Monday, July 15, 2013

Walk On

CrossFit for Hope on the National Mall
(photo by Mark Zaragoza)
Intellectually, and because a lot of people have told me so, I know that many of the things I have done over the last year have been to some extent remarkable and inspiring to some people. I still have a hard time thinking of myself as a remarkable and inspiring person. If you take away circumstance, what I do is not special. Lots of people can run and jump and lift weights and swing kettle bells. They do it everyday. When I do it, most of the time it feels ordinary and like a hot, sweaty, slow, struggling mess. I am impressed with myself, most of the time, when I'm able to do things I didn't think I could, but it's still hard for me to understand how someone who can do a 40 inch box jump could turn around and watch me do an 12 inch jump and be impressed. It's weird to me. It probably always will be.

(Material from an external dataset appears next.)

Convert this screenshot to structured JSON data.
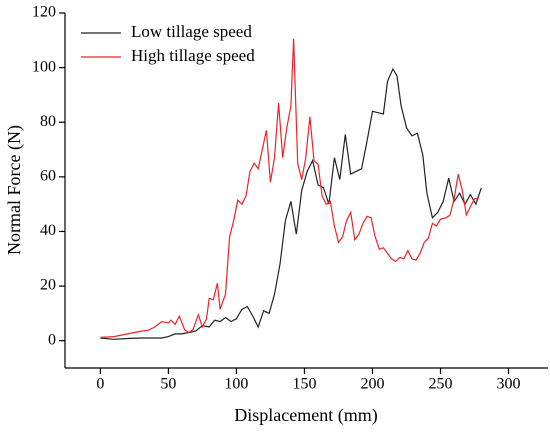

Yesterday I went kayaking on the Potomac for an hour and a half, and while it was difficult and a great upper body workout, I wasn't that surprised that I was able to do it. I got more excited that I didn't exceed a weight limit on the kayak, that I was able to pick up a life jacket off the pile and have it fit me, and that my new swimsuit was an 18 and not a 32. I have gotten used to being able to do athletic things and they don't scare me and I don't find myself deterred by a physical challenge as much as I have in the past. I look forward to long walks and I don't get panicked figuring out how I'll be able to get where I need to go. Of all the things I can do now, as much as I love snatching, walking is my favorite. Walking is the thing that impresses me the most. Walking is such a simple task that most people take for granted, but as something that was once very difficult for me, conquering it and making it once again a simple task I don't have to think about is probably my greatest accomplishment of the last year.

Way back, two years ago, before CrossFit, before the YMCA, treadmills, Cardio Jam, and Aqua Zumba, I started walking. Almost every doctor, when trying to encourage activity in someone that is morbidly obese, will advocate walking as the place to start. Be it a mile, a block, an hour, a minute. Just start walking. Get moving. That is what I did. The VA Hospital in Salem is a large campus on about 200 acres and the loop around the facility is 1.2 miles. I started walking it with my Mom after work. It was brutal. We would only walk it once and I had to stop at least 4 times along the way. My feet would ache, my back would start to seize up and I had designated benches laid out as checkpoints so I could sit, catch my breath, ease the strain on my back and knees, and then start again. As tough as that was I felt accomplished at the end of the loop.


Most people, I think, take walking for granted because it's something they've always been able to do for as long as they can remember. They don't have to think about putting one foot in front of the other to get somewhere. It's as natural as breathing. Most people don't remember taking their first steps, even if there's some home movie of them doing it, because they were babies when they learned. Only if you've had to relearn to walk will you remember what taking those first steps feels like. I remember the first time I got to walk in the pool at the beginning of June 2004 and that day at the end of July of the same year when I stumbled through the house, without a cane or walker, looking like a mix of Frankenstein and a baby deer, hands outstretched touching the walls for stability. I remember tripping and falling down and being terrified that I'd hurt myself. I remember what it was like to have to plan every step and will each muscle to move. To have to worry about how I placed my foot and having to work on balance drills with a physical therapist 3 times a week so I wouldn't fall over when I shifting weight from one leg to the other. I had to learn to trust my bones and muscles to do their jobs.

It took the better part of a year for walking to be "normal" again, but as an adult having to go through the process of thinking about walking, it became "normal" for me to do so. To start gauging the height of every stair and preparing myself to move. Even though I didn't have to, I was still thinking about walking because it was still difficult. It was painful and tedious, not only because of the accident, but because I was so overweight that something that should be simple, like walking, was pretty much the most painful activity that I had to do.


One of the things I've grown to love the most about DC are the long walks I take to get to and from District CrossFit. I can take the Metro to get there, but back in September when I first started at DCF NW and now in the last month since I've restarted my focus on CrossFit, I made the decision to spend the extra time I had after work and before class to walk through the city. The route is 1.3 miles and I never have to stop and sit down. I've even started walking back from CrossFit to the Metro near my office, so I'm walking twice as much every time I go to the gym than I used to back when I started walking at the VA. And I don't have to think about it, and it doesn't hurt, and I enjoy it. I think that's pretty cool.

Last night when I was walking back from the boathouse I thought about walking again, not about how to walk, but about how cool it is to walk and enjoy the scenery and the summer breeze and admire the illuminated Washington Monument, and not have to think about each and every step that gets you from A to B. It's a pretty great feeling.